Alexey Gromov, Principal Director on Energy studies at the Institute for Energy and Finance, commented to Forbes on the possible reasons for the global oil market restrained reaction on the OPEC+'s decision to accelerate the withdrawal from additional voluntary production restrictions.
According to him, on the one hand, OPEC+ is gradually lifting restrictions, and on the other hand, it insists that countries that exceed their commitments to reduce production compensate for them.
In addition, according to him, the increase in production is aimed at ensuring the unity of the alliance members so that no country would be tempted to leave it."There are two trends at work here, which are not mutually exclusive, but partially compensate for each other," the expert believes. — In this situation, the picture of June looks very clear, where OPEC+ agreed to increase production by 411,000 b/d, and in fact it is possible to estimate the increase in production by OPEC+ countries by only 270,000 b/d. In particular, Iraq did not actually increase production in June. Thus, two complementary trends have led to the fact that the real production of the OPEC+ countries is less than the declared one. And of course, the market sees that in fact, the recovery of production is not proceeding at the pace that the OPEC+ countries claim."

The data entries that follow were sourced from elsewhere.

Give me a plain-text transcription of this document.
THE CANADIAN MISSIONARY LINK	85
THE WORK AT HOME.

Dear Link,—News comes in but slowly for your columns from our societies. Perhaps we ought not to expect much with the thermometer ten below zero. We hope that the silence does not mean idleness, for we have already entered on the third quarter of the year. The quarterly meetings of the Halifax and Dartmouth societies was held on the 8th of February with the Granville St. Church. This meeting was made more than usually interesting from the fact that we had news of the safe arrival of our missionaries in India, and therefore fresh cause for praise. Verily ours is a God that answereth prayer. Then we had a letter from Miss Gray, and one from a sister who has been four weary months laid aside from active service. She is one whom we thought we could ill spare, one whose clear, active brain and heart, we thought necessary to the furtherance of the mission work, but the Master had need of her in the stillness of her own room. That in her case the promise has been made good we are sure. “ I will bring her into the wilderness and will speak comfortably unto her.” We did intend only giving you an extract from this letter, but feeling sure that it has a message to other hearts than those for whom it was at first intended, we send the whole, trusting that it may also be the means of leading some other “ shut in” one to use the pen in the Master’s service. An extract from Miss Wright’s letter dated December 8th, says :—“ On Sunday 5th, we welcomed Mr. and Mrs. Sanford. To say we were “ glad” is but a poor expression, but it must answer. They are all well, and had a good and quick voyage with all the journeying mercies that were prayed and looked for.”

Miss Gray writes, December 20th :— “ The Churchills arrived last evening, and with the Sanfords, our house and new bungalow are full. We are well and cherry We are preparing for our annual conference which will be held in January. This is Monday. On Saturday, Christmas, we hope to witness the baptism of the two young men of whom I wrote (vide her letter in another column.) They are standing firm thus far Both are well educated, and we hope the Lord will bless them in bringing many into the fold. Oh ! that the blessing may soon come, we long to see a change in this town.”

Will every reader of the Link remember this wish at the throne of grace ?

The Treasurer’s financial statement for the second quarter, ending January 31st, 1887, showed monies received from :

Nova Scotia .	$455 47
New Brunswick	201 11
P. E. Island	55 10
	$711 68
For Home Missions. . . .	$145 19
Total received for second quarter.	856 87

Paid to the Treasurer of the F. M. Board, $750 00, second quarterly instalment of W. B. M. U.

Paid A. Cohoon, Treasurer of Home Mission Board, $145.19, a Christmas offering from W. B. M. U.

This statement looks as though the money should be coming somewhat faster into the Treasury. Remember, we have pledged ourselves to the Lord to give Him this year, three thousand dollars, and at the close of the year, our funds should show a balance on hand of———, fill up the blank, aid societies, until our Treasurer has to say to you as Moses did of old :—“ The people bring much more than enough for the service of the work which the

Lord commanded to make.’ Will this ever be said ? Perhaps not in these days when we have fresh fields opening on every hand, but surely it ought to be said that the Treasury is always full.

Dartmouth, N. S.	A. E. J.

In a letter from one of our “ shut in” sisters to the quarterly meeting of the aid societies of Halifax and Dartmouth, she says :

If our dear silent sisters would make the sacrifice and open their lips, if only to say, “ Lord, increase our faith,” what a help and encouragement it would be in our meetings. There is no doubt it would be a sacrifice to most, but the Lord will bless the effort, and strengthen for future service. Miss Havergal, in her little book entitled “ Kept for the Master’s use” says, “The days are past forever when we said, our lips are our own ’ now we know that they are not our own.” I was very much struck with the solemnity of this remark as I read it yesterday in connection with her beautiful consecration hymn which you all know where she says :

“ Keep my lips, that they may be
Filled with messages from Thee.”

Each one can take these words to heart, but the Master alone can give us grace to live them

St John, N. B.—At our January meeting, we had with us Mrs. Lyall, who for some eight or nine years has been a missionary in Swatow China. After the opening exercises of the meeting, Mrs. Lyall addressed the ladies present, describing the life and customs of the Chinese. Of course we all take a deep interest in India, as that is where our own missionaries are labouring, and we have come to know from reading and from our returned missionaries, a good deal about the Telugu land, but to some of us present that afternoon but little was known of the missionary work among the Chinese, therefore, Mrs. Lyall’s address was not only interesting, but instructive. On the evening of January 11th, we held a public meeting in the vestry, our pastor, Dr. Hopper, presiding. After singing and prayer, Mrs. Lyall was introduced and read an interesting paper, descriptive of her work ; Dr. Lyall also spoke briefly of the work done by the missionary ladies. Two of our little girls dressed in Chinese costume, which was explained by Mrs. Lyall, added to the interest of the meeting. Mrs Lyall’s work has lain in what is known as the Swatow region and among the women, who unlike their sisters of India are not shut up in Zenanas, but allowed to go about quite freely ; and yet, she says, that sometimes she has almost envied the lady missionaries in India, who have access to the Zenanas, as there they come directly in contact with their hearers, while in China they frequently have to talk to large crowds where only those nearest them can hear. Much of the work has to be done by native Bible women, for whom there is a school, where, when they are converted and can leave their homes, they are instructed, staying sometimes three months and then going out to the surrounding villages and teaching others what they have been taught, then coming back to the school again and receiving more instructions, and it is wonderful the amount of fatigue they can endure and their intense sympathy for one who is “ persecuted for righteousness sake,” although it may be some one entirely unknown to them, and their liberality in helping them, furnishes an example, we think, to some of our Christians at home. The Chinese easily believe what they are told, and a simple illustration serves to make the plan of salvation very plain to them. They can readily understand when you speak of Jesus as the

Another reason for the restrained market reaction is the weak dollar, Gromov says. "In the first six months of 2025, the dollar index (DXY) fell by 10% against the six major currencies that determine the dollar's position as the world's reserve currency," he notes.
"Since oil prices are quoted in dollars, the weak dollar, in addition to the insufficient real increase in oil production by the OPEC+ countries, did not allow world oil prices to react significantly to the alliance's latest decision. I assume that in the future, at least until autumn, there will be no significant collapse in oil prices," the expert adds.